Al Sissi, who took office in June, declared on Tuesday the building of a 72-long-kilometre canal alongside the existing Suez Canal that links the Mediterranean and Red seas. Al Sissi said the new canal will be completed in one year rather than the planned three years to boost traffic at the 145-year-old waterway.
The new canal is part of an ambitious project estimated to cost $8.2 billion (Dh30.1 billion) aimed at making Egypt a global trade and industrial hub.
The project is planned to include ship service facilities, and petrochemical and electronics plants to create at least one million jobs in the country, where the official unemployment rates surpass 13 per cent of the workforce.
The new waterway will be funded through public subscriptions limited to Egyptians, according to Al Sissi.
“This way of financing will revive what is called economic patriotism, which played a big role in the emergence of great Egyptian projects in the past,” Al Sayyed said.
Al Sissi, a former defence minister who led last year’s ouster of Islamist president Mohammad Mursi, said the project will be implemented by Egyptian and foreign firms under the army’s supervision.
Al Sissi’s announcement, made in a nationwide address, came a month after his government introduced dramatic hikes in fuel prices as part of a plan to cut energy subsidies and curb a ballooning budget deficit.

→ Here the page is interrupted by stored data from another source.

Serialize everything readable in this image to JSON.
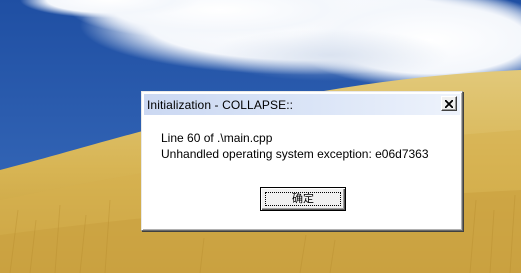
{
  "dialog": {
    "title": "Initialization - COLLAPSE::",
    "message_lines": [
      "Line 60 of .\\main.cpp",
      "Unhandled operating system exception: e06d7363"
    ],
    "ok_label": "确定",
    "close_icon": "close-x-icon"
  },
  "colors": {
    "sky": "#2d5aa8",
    "cloud": "#ffffff",
    "wheat": "#d9b65a",
    "title_bar": "#d4def4"
  }
}
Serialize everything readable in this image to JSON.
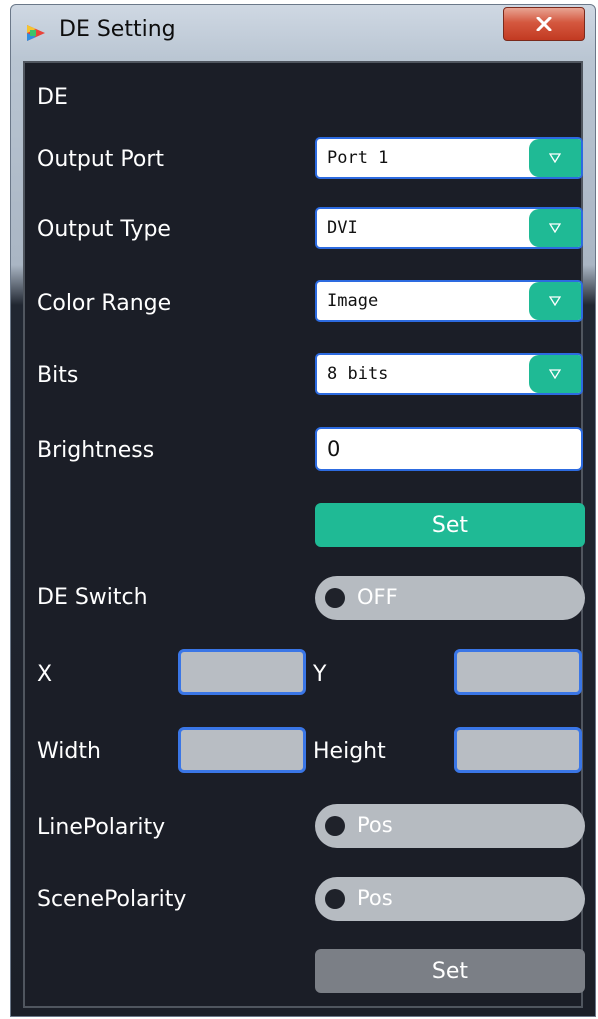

The Egyptian economy has been in the doldrums for the past three years mainly due to political instability that has hit the country since a popular uprising forced president Hosni Mubarak to step down in 2011. Al Sissi has pledged to re-establish security and revitalise the economy.
“The Suez Canal project signals the change of circumstances for the better in Egypt,” said Sameh Saif Al Yazal, an ex-army general. “And now that Egypt will dig a new canal, Israel’s project to dig a canal vying with the Suez Canal has become an illusion.”
In Al Yazal’s opinion, the massive project in the Suez Canal area will also boost security in the restive Sinai Peninsula by creating new jobs for its people, who long complained about marginalisation by governments on Egypt’s mainland.
Ordinary Egyptians sounded upbeat too. “This project unleashes the capabilities of Egyptians because President Al Sissi has repeatedly said that Egypt will be rebuilt only by Egyptians,” said Mokhtar Abul Fetouh, a 67-year-old pensioner.
“His words and action remind me of the eternal leader Jamal Abdul Nasser,” he added, referring to the immensely popular Egyptian leader, who ruled the country for 16 years and died in 1970. Nasser nationalised the Suez Canal in 1956, triggering the so-called Suez Crisis.
“The idea of asking Egyptians to buy shares and bonds in the new canal project is excellent because it ensures that Egyptians will reap economic benefits from the project,” said Abul Fetouh.
However, Mursi’s backers have accused Al Sissi of “plagiarising” the project from his Islamist predecessor.
“The Suez Canal development project, of which the coup authorities are now proud, was stolen from the legitimate [Mursi] government,” said Aisha, daughter of the Muslim Brotherhood leader Khayrat Al Shater.
“Where are the media people, who accused president Mursi of betraying the country and selling it to foreigners when he presented the same project?” she added on her Facebook.
Mursi, Egypt’s first democratically elected president, was accused by the mainly secular opposition of jeopardising national security by allegedly giving his staunch ally, Qatar, a major role in handling the project.
On Tuesday, Al Sissi asserted that the latest version of the project is different from Mursi’s. Al Sissi said that as a defence minister, he had objected to Mursi’s project for “national security considerations”.